I am a webmaster who has had problems with getting / keeping my webpages indexed by Google. I follow Google's guidelines to the letter and I have not practiced any blackhat seo techniques.
Here are some problems I have been having;
1. Established websites having 95%+ pages dropped from Google's index for no reason.
2. New webpages being published on established websites not being indexed (pages that were launched as long as 6-8 weeks ago).
3. New websites being launched and not showing up in serps (as long as 12 months).
We're all well aware that Google has algo problems handling simple directives such as 301 and 302 redirects, duplicate indexing of www and non-www webpages, canonical issues, etc.
Does anybody think that Google's "huge machine crisis" has anything to do with any of the problems I mentioned above?
[edited by: tedster at 5:03 pm (utc) on May 3, 2006]
[edit reason] fix side scroll potential [/edit]
As Google grows, so does its need to store and handle more Web site information, video and e-mail content on its servers. "Those machines are full," Mr. Schmidt, the chief executive, said in an interview last month. "We have a huge machine crisis."
This is exactly what Big Daddy is purposed to fix, I thought. And we are now seeing the effect of "filling" the new machines on an expanded infrastructure. This is data handling on a mega-scale that scares the stuffing out of me, and I'm not surprised to see some bits and bytes falling off the new baskets from time to time. Doesn't mean I like it, but I do feel it's aimed at a future improvement and is a necessity for Google.
Last month, when reporting its quarterly earnings, Google reported a doubling in its rate of capital investment, mainly in computer servers, network equipment and space for data centers, and said it would spend at least $1.5 billion over the next year.
$1.5 billion in one year for infrastructure alone. Wow!
Especially when you consider that the web and Google's ambitions are not getting any smaller. 1.5 Billion this years, more next? After that?
The numbers are truly impressive and eye opening, even more when you realise the simplicity of it all from the user end.
joined:Oct 27, 2001
The numbers are truly impressive and eye opening,
even more when you realise the simplicity of it all from
the user end.
Well said. And even from the site owner's perspective, Google appears to be MUCH simpler than it really is. We just want to know "how many of my pages do you have" and so on. Questions like that seem like no-brainers, until the issues of mega-scale come into play.
Actually, once a problem like that had been identified at Google, it must have spawned an update project of enormous proportions.
Something like that could not be planned and implemented in just a few months, so I guess the DOCID people were probably right...

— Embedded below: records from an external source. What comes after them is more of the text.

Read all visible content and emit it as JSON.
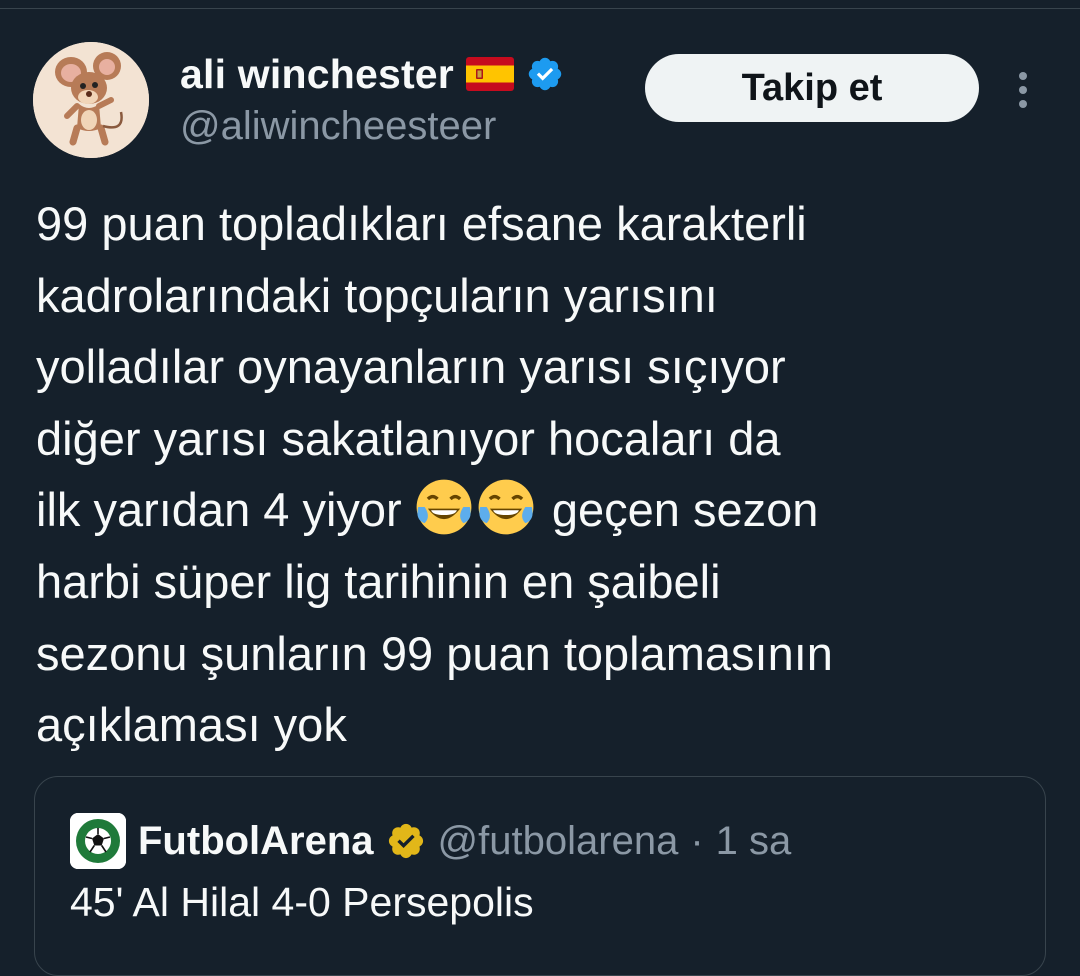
{
  "tweet": {
    "author": {
      "display_name": "ali winchester",
      "handle": "@aliwincheesteer",
      "flag_icon": "spain-flag-icon",
      "verified_icon": "verified-badge-icon",
      "verified_color": "#1d9bf0"
    },
    "follow_label": "Takip et",
    "more_icon": "more-vertical-icon",
    "text_lines": [
      "99 puan topladıkları efsane karakterli",
      "kadrolarındaki topçuların yarısını",
      "yolladılar oynayanların yarısı sıçıyor",
      "diğer yarısı sakatlanıyor hocaları da",
      {
        "before": "ilk yarıdan 4 yiyor ",
        "emoji": "😂😂",
        "after": " geçen sezon"
      },
      "harbi süper lig tarihinin en şaibeli",
      "sezonu şunların 99 puan toplamasının",
      "açıklaması yok"
    ],
    "emoji_icon": "tears-of-joy-emoji-icon"
  },
  "quoted": {
    "name": "FutbolArena",
    "handle": "@futbolarena",
    "separator": "·",
    "time": "1 sa",
    "text": "45' Al Hilal 4-0 Persepolis",
    "logo_icon": "soccer-ball-logo-icon",
    "badge_icon": "gold-verified-badge-icon",
    "badge_color": "#e2b719"
  },
  "colors": {
    "background": "#15202b",
    "text": "#f7f9f9",
    "secondary_text": "#8b98a5",
    "border": "#38444d",
    "button_bg": "#eff3f4"
  }
}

This goes to show that, if the "next Google" is born in a garage, the garage will have to be the size of a stadium parking ramp--and the founders won't be able to fund their venture by hocking their Playstations. :-)

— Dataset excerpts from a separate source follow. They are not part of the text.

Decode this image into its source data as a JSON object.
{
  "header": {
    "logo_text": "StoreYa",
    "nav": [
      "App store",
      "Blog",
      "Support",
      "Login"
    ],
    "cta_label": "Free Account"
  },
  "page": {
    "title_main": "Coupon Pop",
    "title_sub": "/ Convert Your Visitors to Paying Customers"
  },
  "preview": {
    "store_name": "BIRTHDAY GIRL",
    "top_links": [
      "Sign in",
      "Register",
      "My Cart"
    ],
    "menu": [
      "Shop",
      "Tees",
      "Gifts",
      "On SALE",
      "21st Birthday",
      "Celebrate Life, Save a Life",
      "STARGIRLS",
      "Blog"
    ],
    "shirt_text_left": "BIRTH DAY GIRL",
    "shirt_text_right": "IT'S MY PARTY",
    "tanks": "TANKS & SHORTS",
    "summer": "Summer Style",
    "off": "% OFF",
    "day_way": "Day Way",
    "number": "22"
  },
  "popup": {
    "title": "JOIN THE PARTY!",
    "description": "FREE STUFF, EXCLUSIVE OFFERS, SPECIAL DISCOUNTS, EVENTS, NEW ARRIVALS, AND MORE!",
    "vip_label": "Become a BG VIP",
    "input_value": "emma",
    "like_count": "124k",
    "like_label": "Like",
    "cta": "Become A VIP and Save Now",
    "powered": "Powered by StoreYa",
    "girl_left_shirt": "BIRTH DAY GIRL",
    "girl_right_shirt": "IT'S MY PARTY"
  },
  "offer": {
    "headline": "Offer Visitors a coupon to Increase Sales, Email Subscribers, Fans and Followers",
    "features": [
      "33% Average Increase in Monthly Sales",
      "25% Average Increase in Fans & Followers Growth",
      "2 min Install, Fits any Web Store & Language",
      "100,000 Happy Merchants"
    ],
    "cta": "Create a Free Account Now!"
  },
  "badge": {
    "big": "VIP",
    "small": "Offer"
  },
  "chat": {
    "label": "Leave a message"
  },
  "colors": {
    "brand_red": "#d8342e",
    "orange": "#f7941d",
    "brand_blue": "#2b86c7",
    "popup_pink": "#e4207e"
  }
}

Unless of course the new start-up has no infrastructure what-so-ever. How about, hummm, maybe... Distributed?
G has had many resource problems (e.g. remember the Analytics fiasco) where G underestimated user demand?I would be highly surprised if they'd let their search DCs to be under-resourced.
.. although anything is possible.
Hence the dropped sites.
All those that agreed were seriously slated and laughed at.
I wonder if those pious souls will now admit to being wrong?
Get in line.
joined:Dec 29, 2003
I have to say that I'm amazed that will take $1.5 Billion, just in hardware a year, to run Google; I would have never thought it was so much.
[edited by: walkman at 7:36 pm (utc) on May 3, 2006]
1. DROP the freaking pages deleted 2 years ago, and index the current ones
And what about Gmail? I don't know how many users they have, but it seems to have turned into a free file storage service.
I don't think anyone could sum up Google's problem better than Webmasterworld - just look at a few of the main forum topics at the moment:
1. "Google CEO admits, "We have a huge machine crisis"
2. "Pages Dropping Out of Big Daddy Index"
3. "Somethings Up Right Now! -- 30 domains just went "home page only"
At the end of the day, in some part it can explain some of the things that are going on (including the new caching proxy where multiple crawlers cache one view of the data).
To me, if you have a huge space problem you solve it in 2 ways - more space, less data. Now then, if you come up with an amazing technique to store less data (i.e. duplicate content removal, canonical improvements) then you have saved a huge amount of cash, but.... if you underestimate what the implications are of your assumptions, you removed millions of web pages by accident. And better yet, if you do it "live" you have a bigger problem - but you have no choice but to do it live because you are running out of space.
But, you have loads of other services that need data storage - which ones do you sacrifice (the free ones or the ones that generate your whole income). Thats right, it is a better business decision to compromise your free search product (nobody may notice after all if you do it right) than your paid one (adsense and adwords need the space and no compromises can be made on this).
And there is the difference between Google of 1997 and the Google of today.
I bet this problem could be solved by more efficient compression? In any case, I did read somewhere that the Google file system stores 7 copies of any one document for backup and load-balancing sake. Mabe they can reduce that to 4 or 5 as a very temporary solution...
By "bigging up" the scale and cost etc. they justify any problems that may be faced in that "gigantic mission" they have to index the web and therefore find sympathy and understanding from the community by presenting the challenge they face. Which, there is no doubt is a big challenge, but if you have hit this sort of crisis in 2006 - don't run a search engine.
Even large sites doing it would probably make little difference, but some of the megasites doing it might have an effect.
I've been thinking of doing it by default myself, but mainly to prevent people accessing old information, now that Google's update cycle seems to have slowed so much.
When faced with these sort of storage problems you need to keep a check on the refresh rate of your data - especially if your algo has a "time" factor i.e. link rate, domain history etc. because then your data storage requirement explodes.
True. I was for quite a time involved in large systems performance (Vice-Chairman of UK CMG) and nasty things happen in queueing theory when resources get tight - the "knee of the curve" effect. If Google is tight on storage, it will be spending ever more time and resources finding places to stick things. Rules of thumb (crude, I know) suggest 70% is about the best utilisation of a storage resource you'll ever get if you want the system to perform.
I've commented in other places about a site of mine where Google's response to my sitemap updates has been odd. I've now realised exactly what's happening - my Googlebot is faithfully downloading changes I notified via new sitemaps around five weeks ago. It's just worked its way through March 28 and started on March 29 - in order.
The corollary is that Google is delivering results to users based on old data. At least five weeks old, on this one site. It won't take long for Joe Public to start to realise that Yahoo, Ask Jeeves, etc., deliver more pertinent results than Google. In some consumer markets, five weeks is the lifetime of a product.